Authoritative articles debunking the “mass grave” thesis began appearing in January 2022. Jacques Rouillard, professor emeritus in the Department of History at the University of Montreal, questioned, “After seven months of recrimination and denunciation, where are the remains of the children buried at the Kamloops Indian Residential School?”
“In the wake of unsubstantiated claims by Aboriginal Indians,” he wrote, “several media outlets amplified and hyped the story by alleging that the bodies of 215 children had been found, adding ‘thousands’ of children had ‘gone missing’ from residential schools and that parents had not been informed (his italic).”
John Daniel Davison, senior editor at The Federalist, wrote that “In the seven months since this shocking news broke, not one body has been found, and not a single shovel-full of dirt has been excavated from the site in question.”
Tom Flanagan and Brian Giesbrecht in the Dorchester Review slammed the initial reports for the “lies” that were told. They also wrote that much of the criticism reflects the “anti-Christian sentiment [that] has been largely directed at the Catholic Church and the Catholic religious orders which operated and staffed many residential schools,” despite the fact that “Catholic-run institutions comprised only 43% of all Indian residential schools in Canada.”
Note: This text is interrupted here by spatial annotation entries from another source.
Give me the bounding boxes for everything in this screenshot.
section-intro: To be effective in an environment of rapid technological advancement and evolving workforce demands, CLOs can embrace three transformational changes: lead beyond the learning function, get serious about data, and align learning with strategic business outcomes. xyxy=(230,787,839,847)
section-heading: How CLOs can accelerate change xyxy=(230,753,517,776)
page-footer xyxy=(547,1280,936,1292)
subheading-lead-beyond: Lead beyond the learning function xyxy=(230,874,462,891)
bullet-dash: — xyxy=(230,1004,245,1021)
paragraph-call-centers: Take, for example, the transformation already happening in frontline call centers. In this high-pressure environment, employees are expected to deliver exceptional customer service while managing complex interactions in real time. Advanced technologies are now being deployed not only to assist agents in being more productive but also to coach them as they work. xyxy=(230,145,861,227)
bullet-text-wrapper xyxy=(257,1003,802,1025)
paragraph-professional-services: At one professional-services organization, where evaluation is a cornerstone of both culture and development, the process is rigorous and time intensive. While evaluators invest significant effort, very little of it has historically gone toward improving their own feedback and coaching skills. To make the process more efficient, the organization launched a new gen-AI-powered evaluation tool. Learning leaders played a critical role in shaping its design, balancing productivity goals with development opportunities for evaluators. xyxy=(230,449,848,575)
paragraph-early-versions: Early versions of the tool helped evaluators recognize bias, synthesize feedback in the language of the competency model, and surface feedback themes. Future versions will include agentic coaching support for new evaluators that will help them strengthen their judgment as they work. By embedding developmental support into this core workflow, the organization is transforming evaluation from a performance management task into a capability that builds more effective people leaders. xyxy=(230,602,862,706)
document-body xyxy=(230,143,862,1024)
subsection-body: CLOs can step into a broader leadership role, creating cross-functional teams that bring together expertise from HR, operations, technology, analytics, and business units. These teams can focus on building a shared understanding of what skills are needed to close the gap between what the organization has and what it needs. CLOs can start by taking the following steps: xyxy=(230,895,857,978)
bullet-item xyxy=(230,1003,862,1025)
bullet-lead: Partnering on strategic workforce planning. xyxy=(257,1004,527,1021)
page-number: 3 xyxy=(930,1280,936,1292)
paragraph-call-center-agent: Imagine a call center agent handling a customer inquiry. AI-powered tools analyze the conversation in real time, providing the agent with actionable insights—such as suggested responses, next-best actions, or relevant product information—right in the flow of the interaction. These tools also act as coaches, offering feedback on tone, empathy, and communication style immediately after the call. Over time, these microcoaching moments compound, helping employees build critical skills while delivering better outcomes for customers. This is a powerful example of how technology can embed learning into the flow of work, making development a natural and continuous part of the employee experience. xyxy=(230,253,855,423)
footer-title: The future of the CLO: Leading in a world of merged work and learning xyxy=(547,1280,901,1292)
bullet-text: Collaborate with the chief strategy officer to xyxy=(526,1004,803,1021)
While the hoax was exposed, the damage done to the Catholic Church’s reputation was severe. It also led to violence.
In retaliation to the bogus story, 68 Catholic churches were desecrated, damaged or destroyed. This includes ten churches that suffered significant damage from arson. Some, like St. Ann’s on the Chuchuwayha reserve in British Columbia, were set on fire and burned to the ground. The worst of the violence took place between June 21 and July 9, 2021.
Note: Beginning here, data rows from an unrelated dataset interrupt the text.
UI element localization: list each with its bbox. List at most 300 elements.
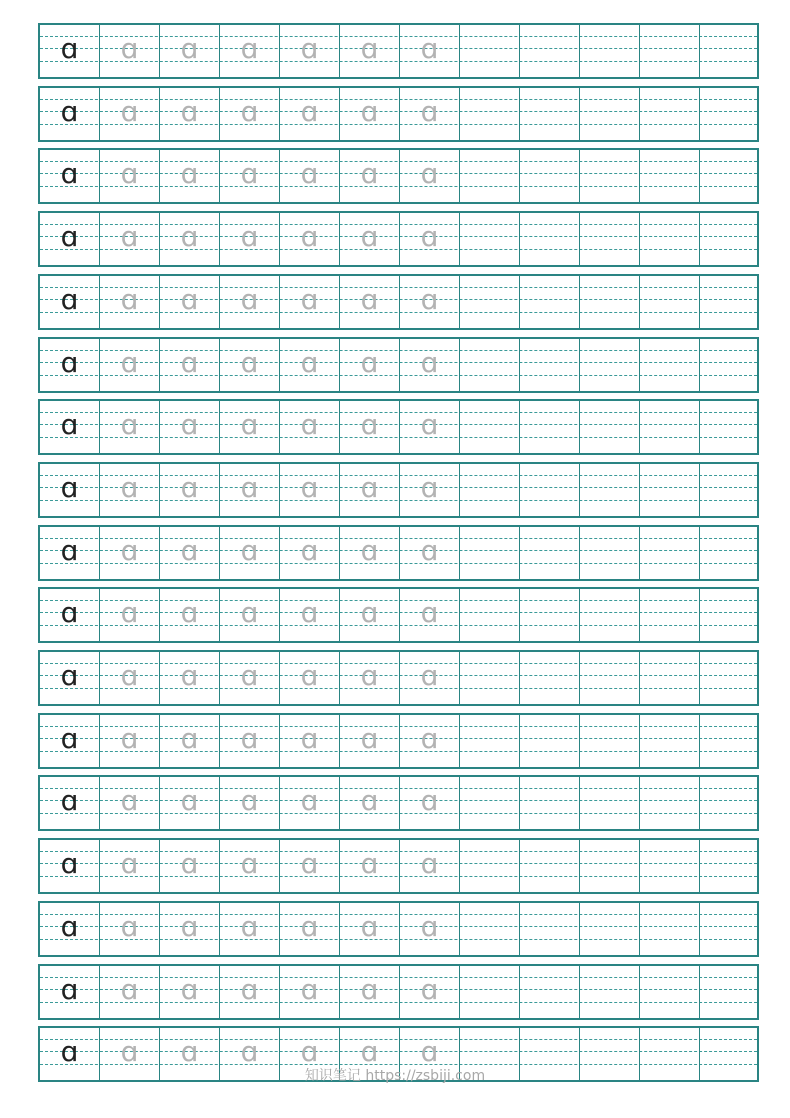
blank-cell: [700, 88, 760, 140]
blank-cell: [700, 903, 760, 955]
trace-letter: ɑ: [420, 346, 439, 379]
footer-watermark: 知识笔记 https://zsbiji.com: [304, 1068, 486, 1084]
trace-letter: ɑ: [120, 95, 139, 128]
trace-cell: [160, 527, 220, 579]
trace-cell: [100, 652, 160, 704]
trace-letter: ɑ: [360, 95, 379, 128]
model-cell: [40, 715, 100, 767]
model-cell: [40, 464, 100, 516]
trace-letter: ɑ: [420, 910, 439, 943]
practice-row: [38, 211, 759, 267]
trace-letter: ɑ: [180, 784, 199, 817]
trace-letter: ɑ: [420, 847, 439, 880]
trace-cell: [160, 589, 220, 641]
trace-cell: [400, 25, 460, 77]
blank-cell: [520, 464, 580, 516]
trace-letter: ɑ: [300, 1035, 319, 1068]
model-letter: ɑ: [60, 408, 79, 441]
trace-cell: [280, 589, 340, 641]
model-cell: [40, 150, 100, 202]
model-letter: ɑ: [60, 784, 79, 817]
blank-cell: [580, 464, 640, 516]
trace-cell: [280, 25, 340, 77]
trace-letter: ɑ: [180, 32, 199, 65]
trace-cell: [220, 903, 280, 955]
trace-cell: [100, 777, 160, 829]
trace-letter: ɑ: [300, 95, 319, 128]
trace-cell: [280, 527, 340, 579]
trace-letter: ɑ: [180, 408, 199, 441]
trace-cell: [220, 652, 280, 704]
blank-cell: [460, 527, 520, 579]
trace-cell: [280, 339, 340, 391]
blank-cell: [700, 966, 760, 1018]
blank-cell: [520, 589, 580, 641]
trace-letter: ɑ: [300, 784, 319, 817]
trace-cell: [400, 150, 460, 202]
trace-letter: ɑ: [240, 847, 259, 880]
practice-row: [38, 23, 759, 79]
trace-cell: [400, 276, 460, 328]
blank-cell: [460, 840, 520, 892]
trace-cell: [340, 276, 400, 328]
blank-cell: [700, 777, 760, 829]
model-cell: [40, 840, 100, 892]
trace-letter: ɑ: [180, 471, 199, 504]
model-letter: ɑ: [60, 910, 79, 943]
trace-cell: [220, 840, 280, 892]
trace-letter: ɑ: [240, 534, 259, 567]
trace-cell: [220, 25, 280, 77]
trace-cell: [400, 840, 460, 892]
trace-cell: [280, 464, 340, 516]
model-cell: [40, 213, 100, 265]
practice-row: [38, 713, 759, 769]
trace-cell: [340, 966, 400, 1018]
trace-cell: [340, 150, 400, 202]
trace-letter: ɑ: [300, 659, 319, 692]
trace-cell: [340, 25, 400, 77]
trace-letter: ɑ: [120, 534, 139, 567]
trace-cell: [280, 401, 340, 453]
practice-row: [38, 399, 759, 455]
trace-letter: ɑ: [420, 471, 439, 504]
trace-letter: ɑ: [420, 534, 439, 567]
trace-cell: [100, 966, 160, 1018]
blank-cell: [640, 966, 700, 1018]
practice-row: [38, 901, 759, 957]
trace-letter: ɑ: [360, 346, 379, 379]
trace-letter: ɑ: [360, 722, 379, 755]
trace-letter: ɑ: [240, 722, 259, 755]
trace-cell: [400, 966, 460, 1018]
trace-cell: [220, 339, 280, 391]
trace-cell: [220, 527, 280, 579]
model-letter: ɑ: [60, 220, 79, 253]
practice-row: [38, 525, 759, 581]
trace-letter: ɑ: [180, 596, 199, 629]
trace-cell: [400, 903, 460, 955]
trace-letter: ɑ: [180, 973, 199, 1006]
trace-letter: ɑ: [360, 32, 379, 65]
trace-letter: ɑ: [180, 910, 199, 943]
model-letter: ɑ: [60, 32, 79, 65]
blank-cell: [700, 652, 760, 704]
trace-letter: ɑ: [420, 32, 439, 65]
trace-letter: ɑ: [240, 659, 259, 692]
trace-letter: ɑ: [420, 220, 439, 253]
blank-cell: [700, 25, 760, 77]
blank-cell: [460, 966, 520, 1018]
blank-cell: [460, 652, 520, 704]
blank-cell: [640, 715, 700, 767]
trace-cell: [400, 213, 460, 265]
blank-cell: [640, 903, 700, 955]
trace-cell: [220, 150, 280, 202]
trace-letter: ɑ: [300, 220, 319, 253]
trace-letter: ɑ: [360, 534, 379, 567]
blank-cell: [580, 589, 640, 641]
trace-cell: [400, 88, 460, 140]
blank-cell: [520, 339, 580, 391]
trace-cell: [100, 527, 160, 579]
blank-cell: [640, 777, 700, 829]
trace-letter: ɑ: [420, 784, 439, 817]
blank-cell: [700, 339, 760, 391]
trace-letter: ɑ: [240, 910, 259, 943]
trace-letter: ɑ: [420, 722, 439, 755]
blank-cell: [460, 150, 520, 202]
trace-cell: [340, 527, 400, 579]
trace-letter: ɑ: [240, 346, 259, 379]
trace-letter: ɑ: [360, 408, 379, 441]
trace-letter: ɑ: [420, 283, 439, 316]
practice-row: [38, 337, 759, 393]
trace-cell: [220, 777, 280, 829]
blank-cell: [520, 777, 580, 829]
trace-cell: [340, 903, 400, 955]
practice-row: [38, 86, 759, 142]
trace-cell: [280, 966, 340, 1018]
model-cell: [40, 339, 100, 391]
model-cell: [40, 401, 100, 453]
trace-cell: [220, 966, 280, 1018]
trace-cell: [100, 213, 160, 265]
trace-cell: [160, 150, 220, 202]
blank-cell: [700, 276, 760, 328]
trace-letter: ɑ: [240, 596, 259, 629]
blank-cell: [460, 777, 520, 829]
blank-cell: [460, 88, 520, 140]
trace-letter: ɑ: [120, 973, 139, 1006]
trace-letter: ɑ: [300, 534, 319, 567]
trace-letter: ɑ: [120, 32, 139, 65]
trace-letter: ɑ: [240, 95, 259, 128]
trace-letter: ɑ: [240, 471, 259, 504]
trace-cell: [400, 589, 460, 641]
trace-letter: ɑ: [300, 32, 319, 65]
trace-letter: ɑ: [180, 220, 199, 253]
trace-cell: [280, 777, 340, 829]
trace-letter: ɑ: [240, 157, 259, 190]
blank-cell: [640, 150, 700, 202]
trace-cell: [400, 401, 460, 453]
trace-cell: [340, 464, 400, 516]
blank-cell: [520, 213, 580, 265]
trace-letter: ɑ: [420, 973, 439, 1006]
blank-cell: [460, 589, 520, 641]
trace-letter: ɑ: [120, 722, 139, 755]
model-letter: ɑ: [60, 847, 79, 880]
model-letter: ɑ: [60, 659, 79, 692]
trace-letter: ɑ: [420, 95, 439, 128]
blank-cell: [580, 25, 640, 77]
trace-letter: ɑ: [120, 784, 139, 817]
trace-letter: ɑ: [360, 659, 379, 692]
trace-letter: ɑ: [240, 408, 259, 441]
practice-row: [38, 148, 759, 204]
trace-letter: ɑ: [180, 95, 199, 128]
trace-cell: [400, 777, 460, 829]
practice-row: [38, 838, 759, 894]
trace-cell: [160, 401, 220, 453]
model-letter: ɑ: [60, 596, 79, 629]
trace-cell: [160, 339, 220, 391]
blank-cell: [580, 903, 640, 955]
trace-letter: ɑ: [120, 1035, 139, 1068]
trace-letter: ɑ: [420, 408, 439, 441]
blank-cell: [460, 339, 520, 391]
trace-cell: [100, 88, 160, 140]
trace-cell: [400, 339, 460, 391]
blank-cell: [460, 715, 520, 767]
trace-letter: ɑ: [120, 910, 139, 943]
blank-cell: [640, 840, 700, 892]
practice-row: [38, 462, 759, 518]
trace-letter: ɑ: [360, 973, 379, 1006]
trace-cell: [280, 150, 340, 202]
trace-cell: [220, 213, 280, 265]
blank-cell: [640, 527, 700, 579]
trace-letter: ɑ: [180, 722, 199, 755]
blank-cell: [520, 840, 580, 892]
trace-cell: [280, 213, 340, 265]
trace-cell: [220, 464, 280, 516]
trace-letter: ɑ: [300, 910, 319, 943]
blank-cell: [460, 401, 520, 453]
trace-letter: ɑ: [300, 722, 319, 755]
model-cell: [40, 777, 100, 829]
trace-letter: ɑ: [420, 1035, 439, 1068]
trace-letter: ɑ: [240, 283, 259, 316]
blank-cell: [520, 88, 580, 140]
blank-cell: [700, 401, 760, 453]
trace-letter: ɑ: [120, 283, 139, 316]
trace-letter: ɑ: [180, 157, 199, 190]
trace-cell: [160, 464, 220, 516]
trace-letter: ɑ: [180, 1035, 199, 1068]
trace-cell: [340, 88, 400, 140]
trace-cell: [340, 652, 400, 704]
blank-cell: [520, 527, 580, 579]
trace-cell: [220, 589, 280, 641]
trace-letter: ɑ: [120, 408, 139, 441]
blank-cell: [640, 589, 700, 641]
practice-row: [38, 775, 759, 831]
trace-letter: ɑ: [120, 471, 139, 504]
trace-letter: ɑ: [180, 346, 199, 379]
practice-row: [38, 587, 759, 643]
trace-letter: ɑ: [300, 157, 319, 190]
blank-cell: [700, 464, 760, 516]
blank-cell: [640, 213, 700, 265]
trace-cell: [220, 88, 280, 140]
model-letter: ɑ: [60, 722, 79, 755]
model-letter: ɑ: [60, 283, 79, 316]
trace-cell: [160, 213, 220, 265]
trace-cell: [100, 276, 160, 328]
trace-cell: [100, 903, 160, 955]
blank-cell: [700, 213, 760, 265]
trace-cell: [280, 840, 340, 892]
blank-cell: [520, 150, 580, 202]
practice-row: [38, 274, 759, 330]
blank-cell: [580, 339, 640, 391]
trace-letter: ɑ: [240, 1035, 259, 1068]
trace-cell: [100, 715, 160, 767]
trace-cell: [280, 652, 340, 704]
trace-letter: ɑ: [420, 659, 439, 692]
blank-cell: [580, 966, 640, 1018]
trace-letter: ɑ: [120, 157, 139, 190]
trace-letter: ɑ: [360, 784, 379, 817]
model-letter: ɑ: [60, 471, 79, 504]
trace-letter: ɑ: [240, 220, 259, 253]
blank-cell: [700, 840, 760, 892]
blank-cell: [700, 527, 760, 579]
blank-cell: [580, 401, 640, 453]
blank-cell: [700, 589, 760, 641]
blank-cell: [640, 652, 700, 704]
trace-cell: [400, 715, 460, 767]
trace-cell: [160, 966, 220, 1018]
trace-letter: ɑ: [360, 1035, 379, 1068]
trace-cell: [220, 715, 280, 767]
trace-letter: ɑ: [300, 847, 319, 880]
trace-cell: [280, 903, 340, 955]
trace-letter: ɑ: [180, 847, 199, 880]
blank-cell: [700, 715, 760, 767]
blank-cell: [640, 25, 700, 77]
practice-row: [38, 650, 759, 706]
trace-cell: [160, 903, 220, 955]
trace-letter: ɑ: [420, 157, 439, 190]
blank-cell: [460, 464, 520, 516]
blank-cell: [520, 276, 580, 328]
model-cell: [40, 903, 100, 955]
trace-cell: [340, 339, 400, 391]
blank-cell: [580, 527, 640, 579]
model-cell: [40, 527, 100, 579]
blank-cell: [520, 652, 580, 704]
blank-cell: [580, 652, 640, 704]
trace-letter: ɑ: [240, 784, 259, 817]
blank-cell: [460, 903, 520, 955]
trace-letter: ɑ: [300, 346, 319, 379]
trace-cell: [160, 715, 220, 767]
trace-letter: ɑ: [240, 32, 259, 65]
trace-letter: ɑ: [120, 220, 139, 253]
trace-cell: [340, 589, 400, 641]
blank-cell: [520, 25, 580, 77]
blank-cell: [460, 276, 520, 328]
model-letter: ɑ: [60, 157, 79, 190]
trace-cell: [280, 715, 340, 767]
trace-cell: [160, 25, 220, 77]
blank-cell: [640, 401, 700, 453]
trace-letter: ɑ: [360, 471, 379, 504]
blank-cell: [640, 276, 700, 328]
trace-cell: [340, 715, 400, 767]
trace-letter: ɑ: [300, 471, 319, 504]
blank-cell: [520, 966, 580, 1018]
blank-cell: [460, 213, 520, 265]
trace-letter: ɑ: [360, 910, 379, 943]
blank-cell: [520, 715, 580, 767]
trace-cell: [400, 652, 460, 704]
blank-cell: [700, 150, 760, 202]
trace-letter: ɑ: [300, 596, 319, 629]
trace-cell: [100, 150, 160, 202]
blank-cell: [580, 777, 640, 829]
trace-cell: [100, 25, 160, 77]
trace-letter: ɑ: [360, 596, 379, 629]
trace-cell: [160, 840, 220, 892]
trace-letter: ɑ: [300, 973, 319, 1006]
trace-cell: [220, 401, 280, 453]
trace-cell: [100, 840, 160, 892]
blank-cell: [520, 401, 580, 453]
model-cell: [40, 88, 100, 140]
trace-cell: [280, 88, 340, 140]
trace-cell: [220, 276, 280, 328]
trace-cell: [400, 527, 460, 579]
model-cell: [40, 652, 100, 704]
model-letter: ɑ: [60, 95, 79, 128]
trace-cell: [340, 213, 400, 265]
model-letter: ɑ: [60, 534, 79, 567]
trace-cell: [160, 88, 220, 140]
model-letter: ɑ: [60, 1035, 79, 1068]
blank-cell: [460, 25, 520, 77]
trace-cell: [100, 464, 160, 516]
trace-cell: [100, 401, 160, 453]
trace-letter: ɑ: [120, 596, 139, 629]
blank-cell: [580, 276, 640, 328]
trace-cell: [160, 276, 220, 328]
model-letter: ɑ: [60, 346, 79, 379]
trace-letter: ɑ: [300, 408, 319, 441]
blank-cell: [580, 840, 640, 892]
trace-cell: [100, 339, 160, 391]
trace-letter: ɑ: [120, 346, 139, 379]
trace-letter: ɑ: [360, 220, 379, 253]
blank-cell: [640, 339, 700, 391]
blank-cell: [520, 903, 580, 955]
practice-row: [38, 964, 759, 1020]
trace-letter: ɑ: [360, 847, 379, 880]
trace-letter: ɑ: [180, 534, 199, 567]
A second round of accusations emerged in the summer of 2023 when excavations of the “mass grave” began. In August, the National Post reported that “No evidence of human remains has been found during the excavation of a Catholic church basement on the site of a former Manitoba residential school.” Again, the body count was zero.
Neither the New York Times nor AP has run a news story about the two hoaxes. One of the sources cited by the Times, Chief Casimir, was briefly mentioned in January 2023, but this was before the second hoax was exposed. In essence, both media outlets have shamelessly allowed their false stories to go unchecked.
In fairness, there were some Indian activists, such as First Nation Chief Cadmus Delorme, who were cautious about making wild generalizations from the beginning. He said that the “mass graves” were actually plots within a larger Catholic cemetery whose headstones had been removed by Catholic authorities. “This is not a mass grave site. These are unmarked graves.” Too bad the American media weren’t as honest.
Smearing the Catholic Church is commonplace, especially among elites in Western nations. What is particularly galling is the rank hypocrisy of the ruling class.
In 2017, in the wake of Canadian Prime Minister Justin Trudeau’s appeal to Pope Francis to apologize for the mistreatment of indigenous peoples, I wrote him a letter, which I made public, that requested an apology from him for “the Canadian government’s oppression of Indians, Africans, Asians, Jews, Protestants, and Catholics.” The victimization of Catholics continues to this day in Canada, making my plea all the more urgent.
In 2022, I accused Trudeau of “cultural genocide” by shoving his radical LGBTQ agenda down the throat of Third World nations. There are many such examples.
If the truth were told, the world would come to realize the great good that Catholic missionaries have done. They would also conclude that the Church’s biggest critics don’t have a moral leg to stand on.